HTTP request sent, awaiting response... 200 OK
Length: 5478 (5.3K) [text/html]
Saving to: ‘index.html’
index.html 100%[===============================>] 5.35K --.-KB/s in 0s
2025-04-09 09:48:46 (569 MB/s) - ‘index.html’ saved [5478/5478]

The only possible problem I can see is vmbr1 doesn't use vlans.

Here's my full bridge vlan output, as you can see I have many other guests using these same vlans.

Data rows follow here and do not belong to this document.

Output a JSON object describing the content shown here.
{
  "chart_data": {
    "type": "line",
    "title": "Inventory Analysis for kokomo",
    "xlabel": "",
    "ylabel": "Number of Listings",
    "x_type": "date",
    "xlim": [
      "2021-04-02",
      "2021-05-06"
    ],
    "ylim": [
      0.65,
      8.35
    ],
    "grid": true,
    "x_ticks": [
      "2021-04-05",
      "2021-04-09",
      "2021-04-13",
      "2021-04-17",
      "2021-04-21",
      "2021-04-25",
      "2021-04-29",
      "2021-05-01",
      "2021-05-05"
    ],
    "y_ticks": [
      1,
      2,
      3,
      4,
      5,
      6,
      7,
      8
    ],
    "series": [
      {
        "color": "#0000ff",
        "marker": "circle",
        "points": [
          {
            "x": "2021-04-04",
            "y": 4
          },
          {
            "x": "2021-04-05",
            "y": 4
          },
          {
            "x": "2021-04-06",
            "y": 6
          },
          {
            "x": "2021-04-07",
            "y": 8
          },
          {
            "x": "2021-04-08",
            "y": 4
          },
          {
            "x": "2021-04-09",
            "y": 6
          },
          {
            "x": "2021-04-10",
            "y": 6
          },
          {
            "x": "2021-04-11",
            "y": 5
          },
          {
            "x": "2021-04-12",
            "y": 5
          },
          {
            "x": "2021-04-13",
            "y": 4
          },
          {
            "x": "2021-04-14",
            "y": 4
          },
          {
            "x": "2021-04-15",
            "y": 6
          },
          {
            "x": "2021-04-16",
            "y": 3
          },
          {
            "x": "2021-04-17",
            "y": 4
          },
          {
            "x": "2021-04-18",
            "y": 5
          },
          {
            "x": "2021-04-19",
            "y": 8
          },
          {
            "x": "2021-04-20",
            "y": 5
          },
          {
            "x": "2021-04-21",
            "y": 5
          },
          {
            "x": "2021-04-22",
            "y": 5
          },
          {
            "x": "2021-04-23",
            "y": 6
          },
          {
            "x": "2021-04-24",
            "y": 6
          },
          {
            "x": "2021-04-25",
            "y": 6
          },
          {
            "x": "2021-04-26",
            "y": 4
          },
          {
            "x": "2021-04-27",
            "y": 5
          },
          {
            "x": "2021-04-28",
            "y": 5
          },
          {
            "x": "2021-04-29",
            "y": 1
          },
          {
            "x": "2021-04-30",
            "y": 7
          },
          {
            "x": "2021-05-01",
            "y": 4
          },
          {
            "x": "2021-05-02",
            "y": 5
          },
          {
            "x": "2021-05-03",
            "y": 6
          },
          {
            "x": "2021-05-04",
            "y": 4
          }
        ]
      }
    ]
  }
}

root@bedrock:~# bridge vlan show
port vlan-id
enp3s0 1 PVID Egress Untagged
10
15
20
25
30
50
vmbr0 1 PVID Egress Untagged
vmbr1 1 PVID Egress Untagged
veth200i0 1 PVID Egress Untagged
fwbr200i0 1 PVID Egress Untagged
fwpr200p0 10 PVID Egress Untagged
fwln200i0 1 PVID Egress Untagged
veth200i1 1 PVID Egress Untagged
fwbr200i1 1 PVID Egress Untagged
fwpr200p1 20 PVID Egress Untagged
fwln200i1 1 PVID Egress Untagged
veth200i2 1 PVID Egress Untagged
fwbr200i2 1 PVID Egress Untagged
fwpr200p2 50 PVID Egress Untagged
fwln200i2 1 PVID Egress Untagged
tap100i0 20 PVID Egress Untagged
tap100i1 15 PVID Egress Untagged
tap101i0 1 PVID Egress Untagged
fwbr101i0 1 PVID Egress Untagged
fwpr101p0 20 PVID Egress Untagged
fwln101i0 1 PVID Egress Untagged
tap103i0 1 PVID Egress Untagged
fwbr103i0 1 PVID Egress Untagged
fwpr103p0 20 PVID Egress Untagged
fwln103i0 1 PVID Egress Untagged
tap103i1 1 PVID Egress Untagged
fwbr103i1 1 PVID Egress Untagged
fwpr103p1 1 PVID Egress Untagged
fwln103i1 1 PVID Egress Untagged
tap104i0 1 PVID Egress Untagged
fwbr104i0 1 PVID Egress Untagged
fwpr104p0 15 PVID Egress Untagged
fwln104i0 1 PVID Egress Untagged
tap104i1 1 PVID Egress Untagged
fwbr104i1 1 PVID Egress Untagged
fwpr104p1 25 PVID Egress Untagged
fwln104i1 1 PVID Egress Untagged
veth201i0 1 PVID Egress Untagged
fwbr201i0 1 PVID Egress Untagged
fwpr201p0 20 PVID Egress Untagged
fwln201i0 1 PVID Egress Untagged
veth202i0 1 PVID Egress Untagged
fwbr202i0 1 PVID Egress Untagged
fwpr202p0 15 PVID Egress Untagged
fwln202i0 1 PVID Egress Untagged
veth204i0 1 PVID Egress Untagged
fwbr204i0 1 PVID Egress Untagged
fwpr204p0 20 PVID Egress Untagged
fwln204i0 1 PVID Egress Untagged
tap105i0 20 PVID Egress Untagged
 
Could anyone please help with this? It would seem the problem is due to vlan20 but why only this vm is having problems is beyond me.